Student: Yeah, like remembering breath?
AG: Or like that long poem I read about going around the world, which I lost…well, I didn’t remember.. I didn’t forget about the breath, because I just carried the breath all the way around the world, but, finally, did come back to the real breath coming out of the nostrils , again with the real breath coming out of the nostrils, and came back to that.
There is a lot of Surrealist poetry, very great Surrealist poetry, which is a purely mental language, And that’s a whole alchemical thing of its own, because that’s sort of the magic of language itself. Robert Duncan is a great practitioner of that. He relies purely on the language, not on any sensorium around him, not on any facts, or, at least, he’s trained in that. He knows that, and that gets in, but he has, I always thought, and I think, maybe not now, but early on, he had the idea that it’s a universe of language so any outside reference doesn’t make any difference. It’s pure language, like mathematics or something. It’s pure language that you’re composing, and you’re using the principle of spontaneity to arrive at the language that you’re gonna put down. Whatever flows, but with the repetition of vowels and the introduction of all sorts of memorable syllables and symbols from reading and from reverie, vague ideas – sort of an impressionistic verbalism.
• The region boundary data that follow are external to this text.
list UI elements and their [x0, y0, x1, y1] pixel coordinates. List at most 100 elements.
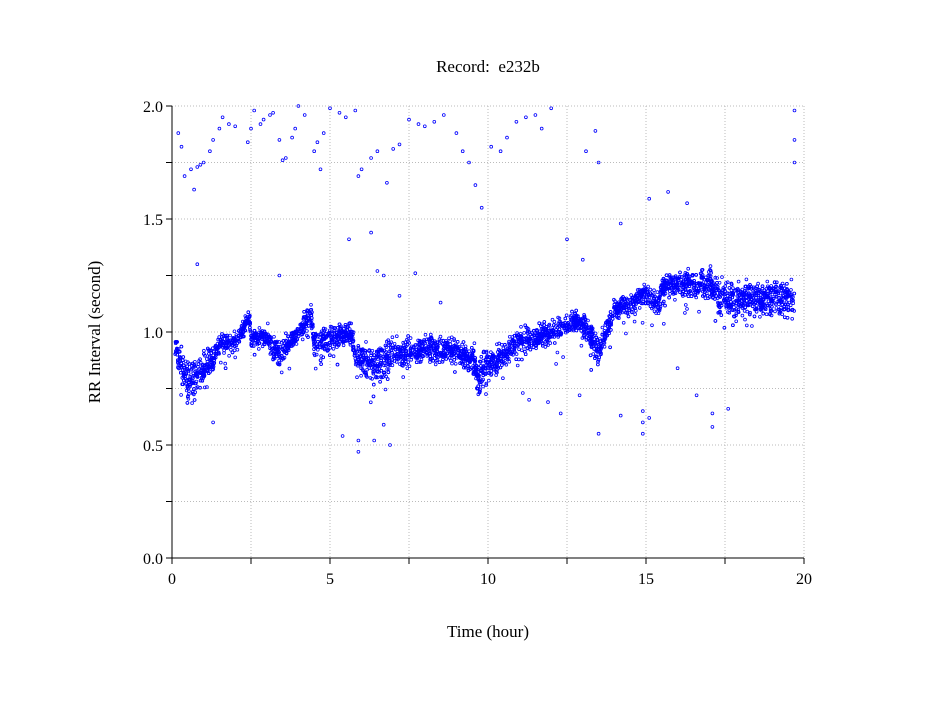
- data-point: [785, 281, 789, 286]
- data-point: [375, 149, 380, 154]
- data-point: [473, 183, 478, 187]
- data-point: [364, 372, 369, 377]
- data-point: [574, 328, 579, 333]
- data-point: [734, 307, 738, 311]
- data-point: [441, 357, 445, 362]
- data-point: [184, 359, 188, 364]
- data-point: [233, 344, 237, 349]
- data-point: [302, 309, 306, 314]
- data-point: [332, 329, 336, 333]
- data-point: [366, 362, 371, 367]
- data-point: [709, 278, 714, 283]
- data-point: [586, 330, 591, 335]
- data-point: [618, 303, 622, 308]
- data-point: [447, 336, 451, 341]
- data-point: [461, 340, 466, 344]
- data-point: [593, 129, 598, 133]
- data-point: [210, 367, 215, 372]
- data-point: [545, 339, 550, 343]
- data-point: [185, 364, 190, 369]
- data-point: [619, 299, 624, 304]
- data-point: [624, 331, 628, 336]
- data-point: [448, 339, 452, 344]
- data-point: [347, 338, 352, 342]
- data-point: [359, 373, 363, 378]
- data-point: [708, 268, 713, 273]
- data-point: [326, 331, 331, 336]
- data-point: [560, 321, 565, 326]
- data-point: [175, 340, 179, 344]
- data-point: [176, 131, 181, 135]
- data-point: [583, 317, 587, 322]
- data-point: [347, 237, 351, 242]
- data-point: [650, 323, 654, 328]
- data-point: [750, 292, 754, 296]
- data-point: [694, 393, 699, 398]
- data-point: [287, 341, 292, 346]
- data-point: [401, 354, 406, 358]
- data-point: [184, 388, 189, 393]
- data-point: [481, 373, 486, 378]
- data-point: [770, 304, 774, 309]
- data-point: [361, 368, 365, 373]
- data-point: [403, 340, 407, 345]
- data-point: [748, 310, 752, 315]
- data-point: [566, 325, 571, 330]
- data-point: [507, 343, 512, 347]
- data-point: [605, 333, 609, 338]
- data-point: [519, 335, 524, 339]
- data-point: [721, 286, 726, 290]
- data-point: [761, 311, 765, 316]
- data-point: [179, 144, 184, 149]
- data-point: [201, 160, 206, 165]
- data-point: [290, 337, 294, 341]
- data-point: [674, 282, 679, 287]
- data-point: [565, 237, 569, 242]
- data-point: [514, 120, 519, 124]
- data-point: [661, 299, 666, 304]
- data-point: [498, 365, 503, 370]
- data-point: [501, 354, 506, 359]
- data-point: [642, 282, 646, 287]
- data-point: [758, 314, 762, 319]
- data-point: [273, 347, 277, 351]
- data-point: [329, 335, 334, 339]
- data-point: [672, 288, 676, 293]
- data-point: [474, 368, 478, 373]
- data-point: [252, 352, 257, 357]
- data-point: [655, 302, 659, 307]
- data-point: [736, 307, 741, 312]
- data-point: [580, 257, 585, 262]
- data-point: [356, 345, 361, 350]
- data-point: [774, 284, 778, 289]
- data-point: [219, 360, 223, 365]
- data-point: [440, 342, 445, 346]
- data-point: [233, 124, 238, 129]
- data-point: [322, 347, 327, 352]
- data-point: [221, 339, 226, 344]
- data-point: [696, 281, 701, 285]
- data-point: [768, 311, 772, 316]
- data-point: [750, 324, 754, 328]
- data-point: [378, 379, 382, 384]
- data-point: [400, 356, 405, 360]
- data-point: [733, 288, 737, 293]
- data-point: [773, 290, 778, 295]
- data-point: [683, 311, 687, 315]
- data-point: [729, 300, 733, 304]
- data-point: [385, 377, 390, 381]
- data-point: [209, 357, 213, 362]
- data-point: [726, 406, 730, 411]
- data-point: [428, 351, 432, 356]
- data-point: [388, 443, 392, 447]
- data-point: [322, 328, 327, 333]
- data-point: [489, 144, 494, 149]
- data-point: [521, 344, 526, 349]
- data-point: [454, 131, 459, 135]
- data-point: [369, 351, 374, 356]
- data-point: [686, 266, 690, 271]
- data-point: [356, 174, 361, 178]
- data-point: [647, 416, 651, 420]
- data-point: [351, 338, 356, 343]
- data-point: [554, 332, 558, 337]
AG: Yeah, and then, in what was known as the “New York School”, was almost completely verbal constructivism. Anne, is that the term?
(Anne Waldman: It’s ok)
AG: Verbal constructivism. In other words, purely skating along on the language. So there’s a whole school there too. But, oddly enough, all those different approaches, somehow, by sweet history – (John) Ashbery and Frank O’Hara and Kenneth Koch, as well as Robert Duncan, (practitioners) of some sort of language constructivism involving spontaneity too – all trace their inspiration back to William Carlos Williams to a great extent , realizing it was Williams who discovered the idea of the raw material, it was Williams’ discovery of the America of.. in his terms, the American of..ourselves, our own personal raw material, as being the poem, our person as being the poem, our own language. Our own behavior, or our own daily life, does, as (Walt) Whitman insisted, “bring the muse back into the kitchen”. So Duncan and Ashbery (probably Ashbery less than O’Hara) paid homage to Williams as one of the first minds that were clear enough for them to appreciate (that) poetry is what it boils down to.